Il trouve que nombre de gens croisés dans la rue sont terriblement
laids et que cela n’est pas de leur faute, il voudrait les venger.
Il est Binh-Dû, il observe que les dirigeants de la planète Terre
gèrent les affaires courantes en se gardant d’avouer leur peu d’espérance.
Tout Binh-Dû qu’il est, il se garde bien de reconnaître des pans
entiers de sa personnalité, de ses angoisses et de sa tristesse.
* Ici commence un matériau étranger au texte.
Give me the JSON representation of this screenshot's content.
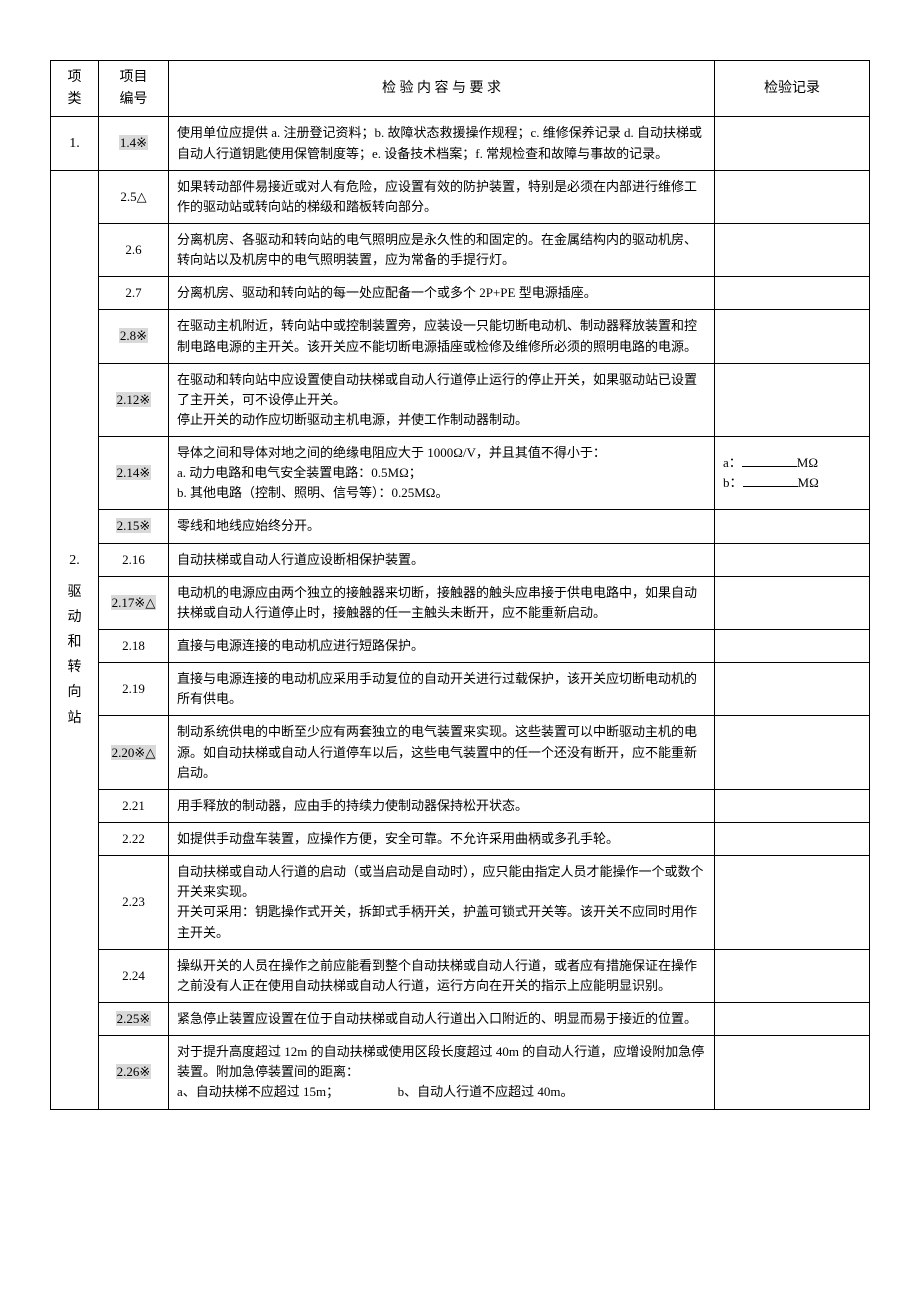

Est-ce par dépit que nous ne renversons pas les ordres établis ? Un soir de plus, les strato-cumulus se colorent de fuchsia.
vendredi 14 décembre 2018
14 décembre
Le ciel se délite en eau, Binh-Dû n’est pas au mieux de sa forme –
liquide ? Imbibée ? Il s’imagine alcoolique, ce n’est pas une
transposition si acrobatique (encore faudrait-il qu’il aime et vomisse le goût
de l’alcool, qu’il ne craigne pas de mourir prématurément et qu’il soit
dispendieux). Les abeilles quant à elles s’effondrent dans un coma néonicotinoïdique
et crèvent pour que des millions de sapins calibrés encombrent nos intérieurs
et fassent rêver les enfants. Rêve, paillasse, c’est toujours ça de pris sur
l’avenir, et tu bêtifieras mieux à l’heure de ta mort. Chez Binh-Dû, pas de
sapin, pas d’enfant, et un certain niveau d’intelligence requis. Pour en faire
quoi ? Il a l’idée de livres pénibles à écrire et que personne n’aurait
envie de lire, à moins d’être dangereusement dépressif. Il cherche des titres
rigolos, en anglais ça claque mieux, « Life on Earth since
Chernobyl » ; « The Pre-Apocalyptic Generation », mais en
français parfois ça s’impose, « Johnny, Jean-d’O et Marine – gloire d’une
nation fasciste ». À la pensée de devoir dissiper les malentendus –
prouver qu’il est capable de chanter « Je te promets » au karaoké
sans lire les paroles ? – oh, comme il aimerait aimer et être aimé
d’amour...
jeudi 13 décembre 2018
13 décembre
Binh-Dû
l’aurait aimée à tout âge, il y a des êtres comme cela. L’instinct maternel
implique peut-être de se projeter de l’autre côté du temps, passé le rebord, et
de contempler son enfant devenue vieille personne, en fin de course. Pour
l’heure c’est une petite fille qui ne veut pas lâcher la manche de son père.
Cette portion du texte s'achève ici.